The US FDA (Food and Drug Administration) on Thursday cautioned people to avoid certain powdered infant formulas that may be tied to bacterial infections in 4 babies who were hospitalized.
The infections, which may have led to the death of one baby, were found in Texas, Minnesota, Ohio and the FDA said in a news release.
3 infections stemmed from Cronobacter, a bacteria that can cause severe, inflammation of the membranesor life-threatening infections that protect the brain and spine. The third infection was from Salmonella, a group of bacteria that can cause fever and digestive illness.
“Caregivers and parents of infants who have used these products, and are concerned about the health of their child, should contact their kid’s health care provider,” the FDA told in the news release.
The FDA is advising that people should avoid using Alimentum, Similac or EleCare powdered infant formulas if the first 2-digits of the code are 22 through 37; the code on the container contains SH, K8, or Z2; the expiry date is April 1, 2022, or later.

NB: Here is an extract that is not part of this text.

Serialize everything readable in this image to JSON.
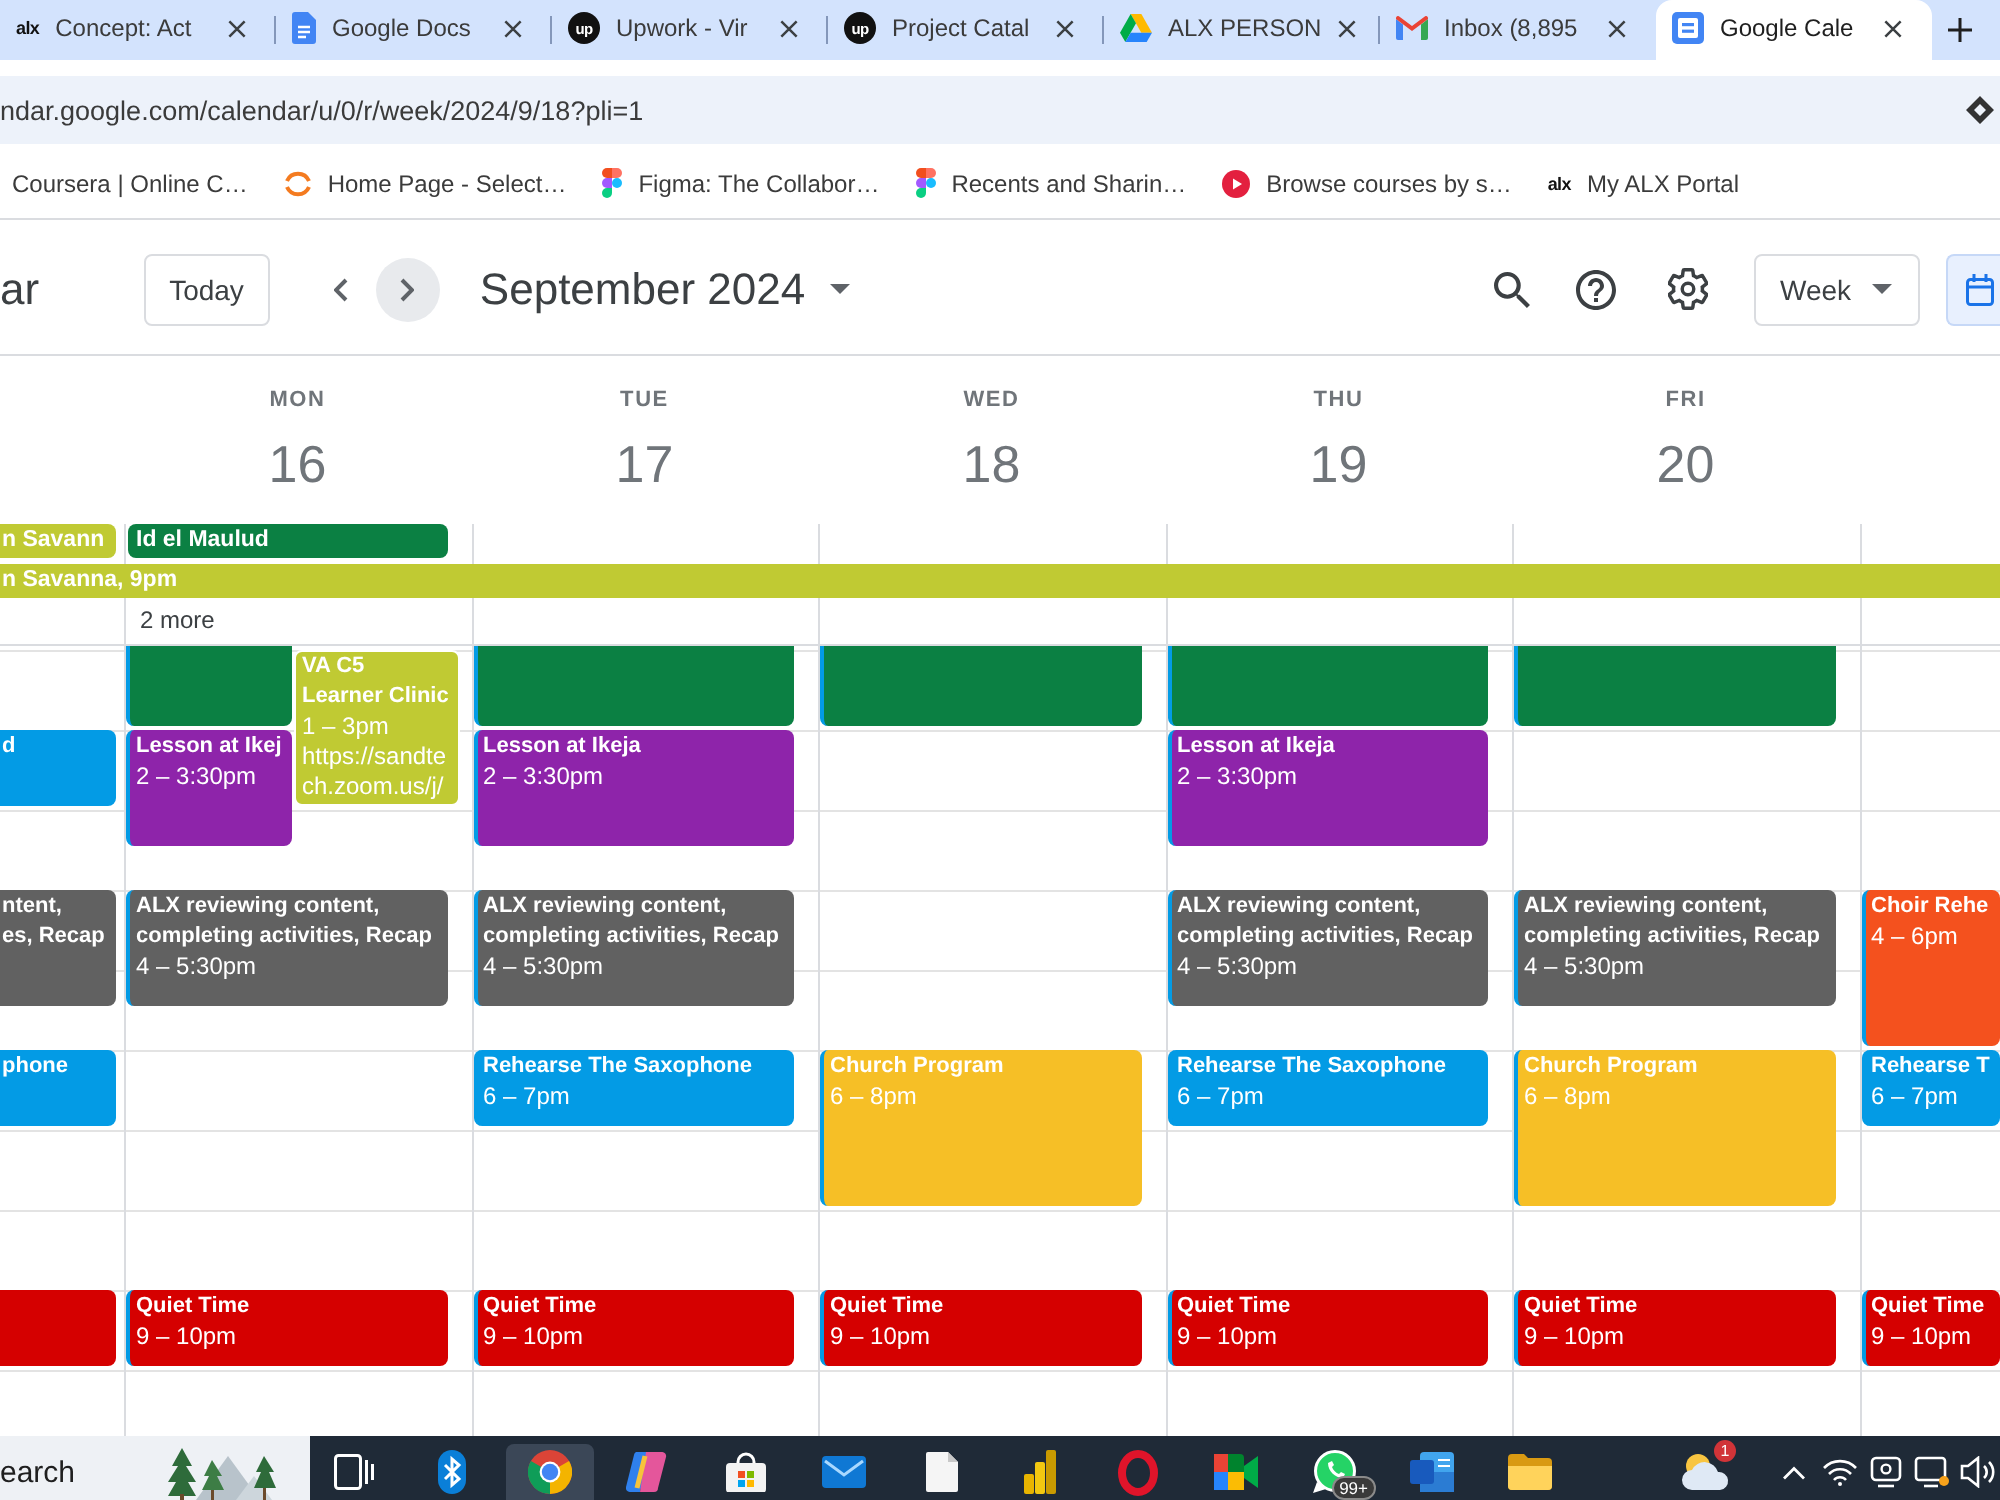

The infections stem from infant powdered formulas that were made at Abbott Nutrition’s unit in Sturgis, Michigan. The company briefed Thursday 17/02/2022 that it’s recalling the formulas in question.
During testing in our Sturgis, Michigan facility, we found valid evidence of Cronobacter sakazakii in the plant in non-product contact areas. But we could not found any evidence of Salmonella Newport, Abbott Nutrition told in a news release. Most important, no distributed OTC product has tested positive for the presence of either of these bacteria, and we continue to test.

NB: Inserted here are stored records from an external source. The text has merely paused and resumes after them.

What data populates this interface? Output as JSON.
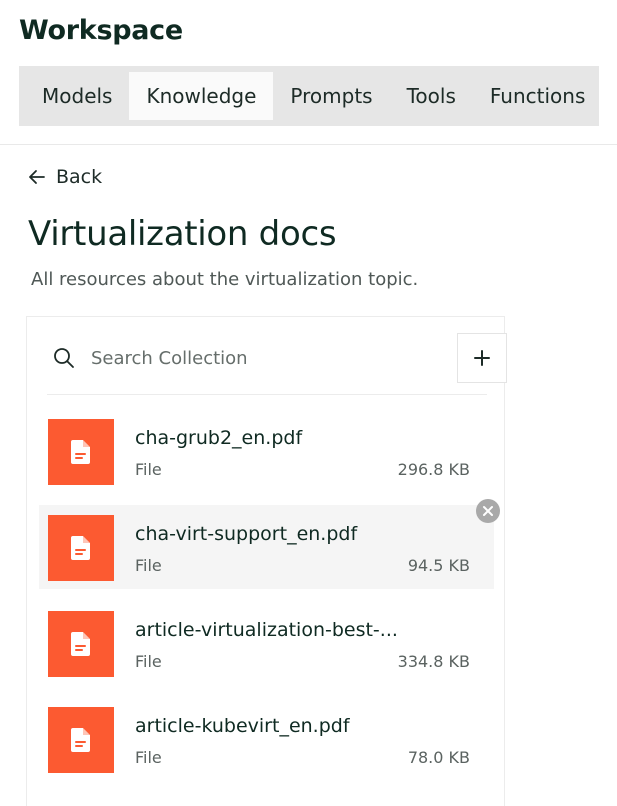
{
  "workspace": {
    "title": "Workspace",
    "tabs": [
      {
        "label": "Models",
        "active": false
      },
      {
        "label": "Knowledge",
        "active": true
      },
      {
        "label": "Prompts",
        "active": false
      },
      {
        "label": "Tools",
        "active": false
      },
      {
        "label": "Functions",
        "active": false
      }
    ]
  },
  "back_label": "Back",
  "knowledge": {
    "title": "Virtualization docs",
    "description": "All resources about the virtualization topic."
  },
  "search": {
    "placeholder": "Search Collection",
    "value": ""
  },
  "files": [
    {
      "name": "cha-grub2_en.pdf",
      "type": "File",
      "size": "296.8 KB"
    },
    {
      "name": "cha-virt-support_en.pdf",
      "type": "File",
      "size": "94.5 KB"
    },
    {
      "name": "article-virtualization-best-...",
      "type": "File",
      "size": "334.8 KB"
    },
    {
      "name": "article-kubevirt_en.pdf",
      "type": "File",
      "size": "78.0 KB"
    }
  ],
  "icons": {
    "back": "arrow-left-icon",
    "search": "search-icon",
    "add": "plus-icon",
    "file": "document-icon",
    "remove": "close-icon"
  },
  "colors": {
    "accent_file_icon": "#fc5a31",
    "tabbar_bg": "#e6e6e6",
    "active_tab_bg": "#fafafa",
    "title_text": "#0f2a22"
  }
}
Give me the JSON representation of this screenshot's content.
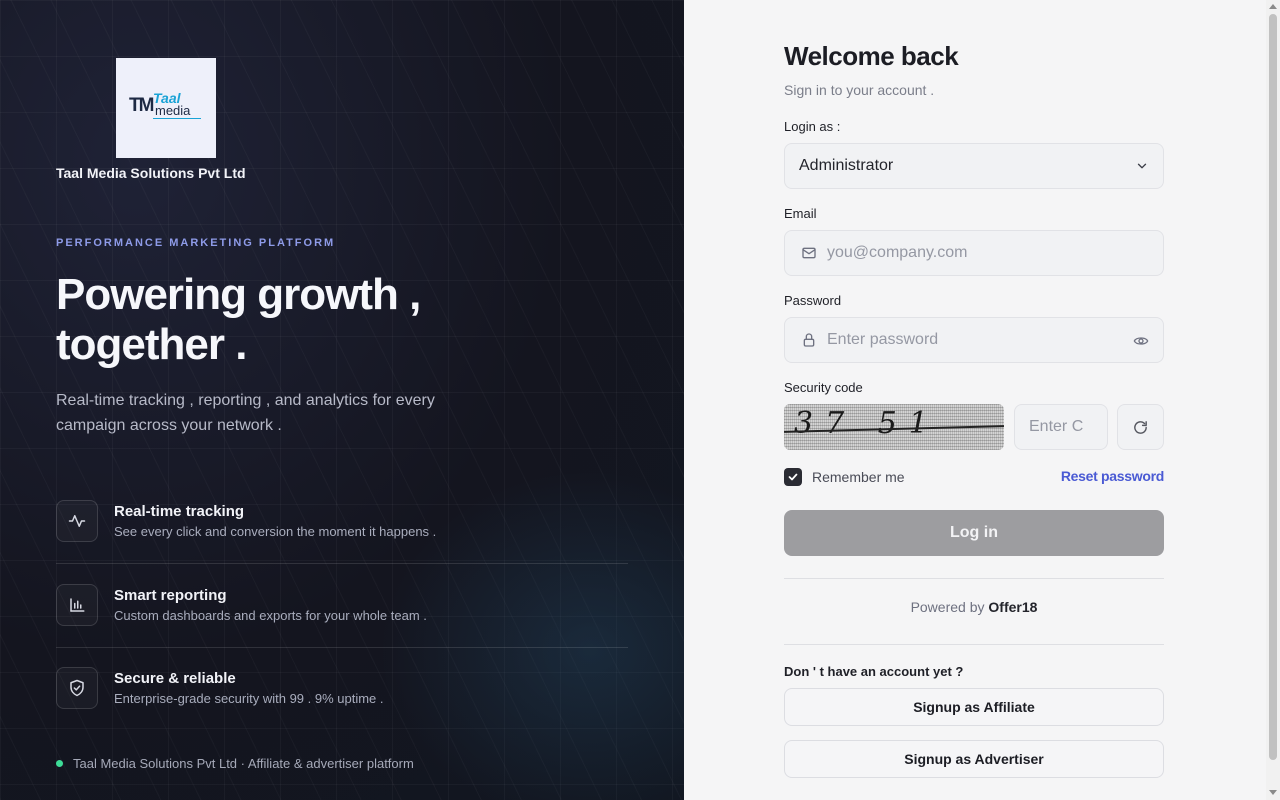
{
  "brand": {
    "company_name": "Taal Media Solutions Pvt Ltd",
    "logo_text_top": "Taal",
    "logo_text_bottom": "media",
    "logo_mark": "TM",
    "eyebrow": "PERFORMANCE MARKETING PLATFORM",
    "headline_line1": "Powering growth ,",
    "headline_line2": "together .",
    "lede": "Real-time tracking , reporting , and analytics for every campaign across your network ."
  },
  "features": [
    {
      "icon": "activity-icon",
      "title": "Real-time tracking",
      "desc": "See every click and conversion the moment it happens ."
    },
    {
      "icon": "bar-chart-icon",
      "title": "Smart reporting",
      "desc": "Custom dashboards and exports for your whole team ."
    },
    {
      "icon": "shield-check-icon",
      "title": "Secure & reliable",
      "desc": "Enterprise-grade security with 99 . 9% uptime ."
    }
  ],
  "footer_left": "Taal Media Solutions Pvt Ltd · Affiliate & advertiser platform",
  "form": {
    "title": "Welcome back",
    "subtitle": "Sign in to your account .",
    "login_as_label": "Login as :",
    "login_as_value": "Administrator",
    "email_label": "Email",
    "email_placeholder": "you@company.com",
    "password_label": "Password",
    "password_placeholder": "Enter password",
    "security_label": "Security code",
    "captcha_text": "37 51",
    "code_placeholder": "Enter C",
    "remember_label": "Remember me",
    "remember_checked": true,
    "reset_label": "Reset password",
    "login_label": "Log in",
    "powered_prefix": "Powered by",
    "powered_brand": "Offer18",
    "no_account": "Don ' t have an account yet ?",
    "signup_affiliate": "Signup as Affiliate",
    "signup_advertiser": "Signup as Advertiser"
  },
  "colors": {
    "left_bg": "#14151f",
    "eyebrow": "#8e9be8",
    "accent_link": "#4a5ad4",
    "status_dot": "#3ddc97",
    "login_btn": "#9d9da0"
  }
}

The company claimed that its testing did not find any of Cronobacter sakazakii or Salmonella in the retained samples related to the complaints. However the investigation is in progress.
The United State is facing a shortage of baby formula.
As per the market research firm I.R.I. stores’ infant formula inventories in mid-January were down 17 per-cent from where they were in mid-February 2020, just before the pandemic hit US shores.
The INCA (Infant Nutrition Council of America) whose members include the largest formula makers Reckitt Benckiser, Abbott Nutrition, and Gerber Products Co., said earlier this month that manufacturers were working to quickly ensure availability and access to infant formulas.
In a other statement, the group acknowledged reocrds of challenges across the supply chains, including impacts on labor, transportation, and logistics.
Members of Infant Nutrition Council of America are committed to meeting the needs of families who rely on infant formula — it is their top priority, the group told.